Viel Chancen hatten wir ihnen nicht eingeräumt, sie haben uns aber angenehm mit ihrem Wuchs überrascht. Wir hatten sie sehr mühsam zwischen den Steinen am Uferrand rausgebuddelt mit sehr wenig Wurzelsubstanz, nun dieses Wachstum.

Der Frühling legt z.Zt. eine Pause ein, die Sonne läßt sich kaum blicken. Dafür haben wir morgen Sommerzeit und wir müssen eine Stunde eher aufstehen.
Wir Baden-Württemberger haben noch eine ganz besondere Aufgabe, wir dürfen wählen eine neue Landesregierung. Noch nie war wählen so spannend wie jetzt. Ich bin gespannt wie hoch die Wahlbeteiligung sein wird und welche Konsequenzen aus all den Katastrophen der letzten Wochen gezogen werden. Morgen 18.00 Uhr werden wir es wissen.
Allen einen schönen Sonntag.

Kommentare:

Aiko macht sich Gedanken hat gesagt…

Hallo liebe Edith, ja - dieses Wolfsmilchgewächs fühlt sich halt unter Deiner Obhut wohl und ist dankbar für die Reise an den Kaiserstuhl ;-))
Wählen und Wahlbeteiligung das ist ein Thema. Bin auch interessiert, wer sich dann tatsächlich für das Land stark machen wird und auch seine Versprechungen halten wird. Politik ist etwas anderes wie Politiker. Das ist meine Erfahrung.....leider immer wieder - sagt mein Frauchen.
Wuff und LG und einen schönen Sonntag
Aiko

Brigitte hat gesagt…

Das ist ja eine tolle Begegnung. Ich wäre so lange stehen geblieben, bis er mir seine Vorderzähne gezeigt hätte *g*!

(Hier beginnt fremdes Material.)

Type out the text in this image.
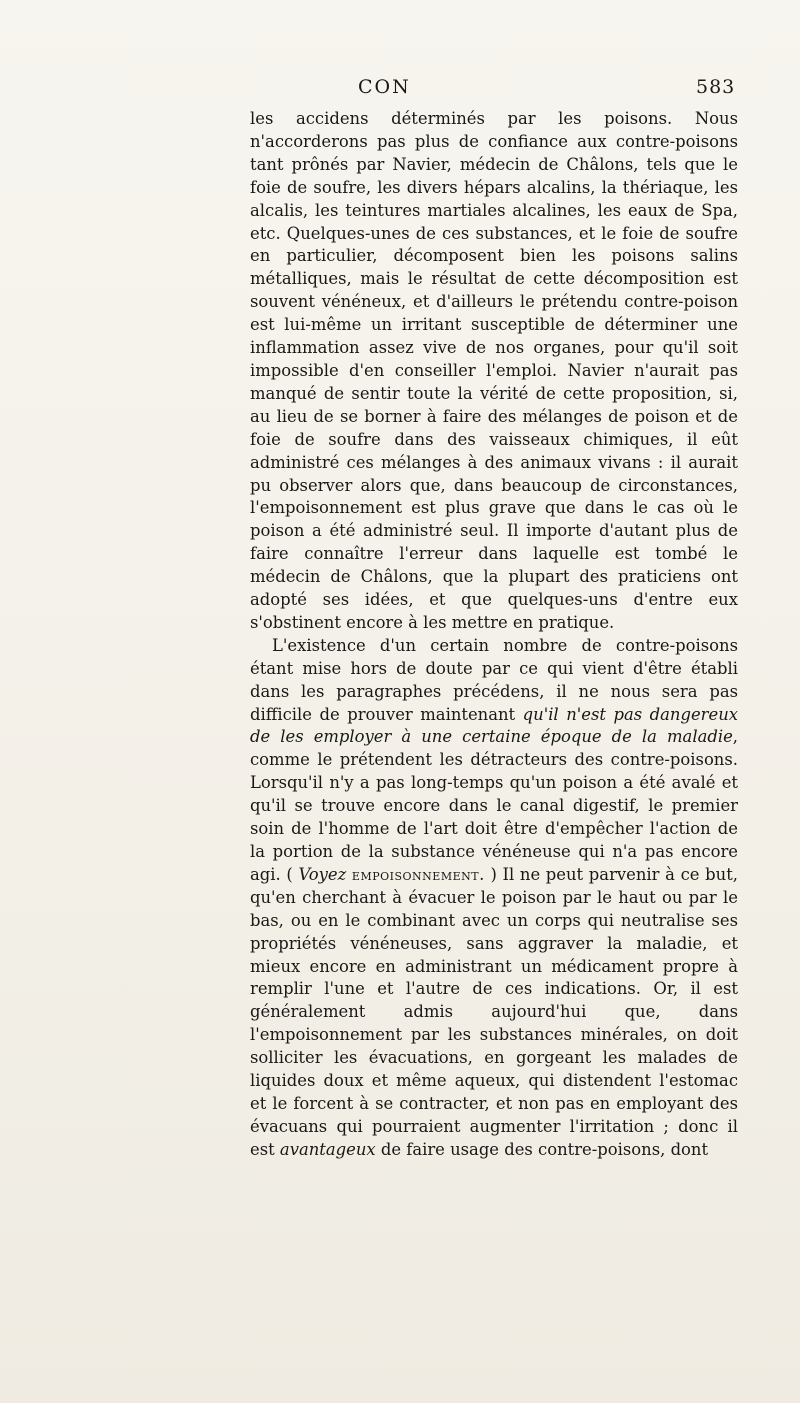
CON	583

les accidens déterminés par les poisons. Nous n'accorderons pas plus de confiance aux contre-poisons tant prônés par Navier, médecin de Châlons, tels que le foie de soufre, les divers hépars alcalins, la thériaque, les alcalis, les teintures martiales alcalines, les eaux de Spa, etc. Quelques-unes de ces substances, et le foie de soufre en particulier, décomposent bien les poisons salins métalliques, mais le résultat de cette décomposition est souvent vénéneux, et d'ailleurs le prétendu contre-poison est lui-même un irritant susceptible de déterminer une inflammation assez vive de nos organes, pour qu'il soit impossible d'en conseiller l'emploi. Navier n'aurait pas manqué de sentir toute la vérité de cette proposition, si, au lieu de se borner à faire des mélanges de poison et de foie de soufre dans des vaisseaux chimiques, il eût administré ces mélanges à des animaux vivans : il aurait pu observer alors que, dans beaucoup de circonstances, l'empoisonnement est plus grave que dans le cas où le poison a été administré seul. Il importe d'autant plus de faire connaître l'erreur dans laquelle est tombé le médecin de Châlons, que la plupart des praticiens ont adopté ses idées, et que quelques-uns d'entre eux s'obstinent encore à les mettre en pratique.

L'existence d'un certain nombre de contre-poisons étant mise hors de doute par ce qui vient d'être établi dans les paragraphes précédens, il ne nous sera pas difficile de prouver maintenant qu'il n'est pas dangereux de les employer à une certaine époque de la maladie, comme le prétendent les détracteurs des contre-poisons. Lorsqu'il n'y a pas long-temps qu'un poison a été avalé et qu'il se trouve encore dans le canal digestif, le premier soin de l'homme de l'art doit être d'empêcher l'action de la portion de la substance vénéneuse qui n'a pas encore agi. ( Voyez empoisonnement. ) Il ne peut parvenir à ce but, qu'en cherchant à évacuer le poison par le haut ou par le bas, ou en le combinant avec un corps qui neutralise ses propriétés vénéneuses, sans aggraver la maladie, et mieux encore en administrant un médicament propre à remplir l'une et l'autre de ces indications. Or, il est généralement admis aujourd'hui que, dans l'empoisonnement par les substances minérales, on doit solliciter les évacuations, en gorgeant les malades de liquides doux et même aqueux, qui distendent l'estomac et le forcent à se contracter, et non pas en employant des évacuans qui pourraient augmenter l'irritation ; donc il est avantageux de faire usage des contre-poisons, dont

Wir brachten auch schon Gewächse von Sizilien mit, aber für sie ist es hier einfach zu nass, denke ich mir. Und so lasse ich jetzt immer alles, wo es hingehört. Bei euch jedoch kann ich mir gut vorstellen, dass es besser aufgehoben ist, in dem milden Klima!

Ja, hier regnet das auch!

Lieben Gruss und schönen Sonntag, Brigitte

Elke hat gesagt…

Hallo Edith,
das ist aber schön, dass ihr auch den jungen Sumpfbiber gesehen habt. Da muss ich demnächst doch auch an der Nidda mal nach schauen. Ja, Wahl ist heute auch bei uns, allerdings nur Kommunalwahl. - Ich wünsche dir einen angenehmen Sonntag.
Elke

wooki hat gesagt…

Sehr schöne Begegnung, hatte hier an der Saar auch schon eine Begegnung mit einer Nutria, die auch sehr zahm und ganz nah heran kam und scheinbar um Futer bettelte :-)

Bek hat gesagt…

Toll, so eine Bieberrate in Natura zu sehen. Ist sicherlich ein Erlebnis.
LG,Bek

Silas hat gesagt…

Wuff Edith,
dieses Wolfsmilchgewächs - gibt es Milch für Wuffis wie mich?
So einen Biber habe ich auch noch nie gesehen. Danke für die Bilder.
LG Silas

Barbara hat gesagt…

Wahrscheinlich wäre ich erst mal erschrocken bei der so ungewohnten Begegnung :-) ! Aber dann hätte ich sicherlich genau beobachtet, was dieses (für mich so ungewohnte) Tier alles anstellt. Pflanzen aus wärmeren Zonen habe ich auch schon heimgebracht, aber leider hat es ganz selten geklappt sie hier zu akklimatisieren. Schön, dass es mit der Wolfsmilch geklappt hat!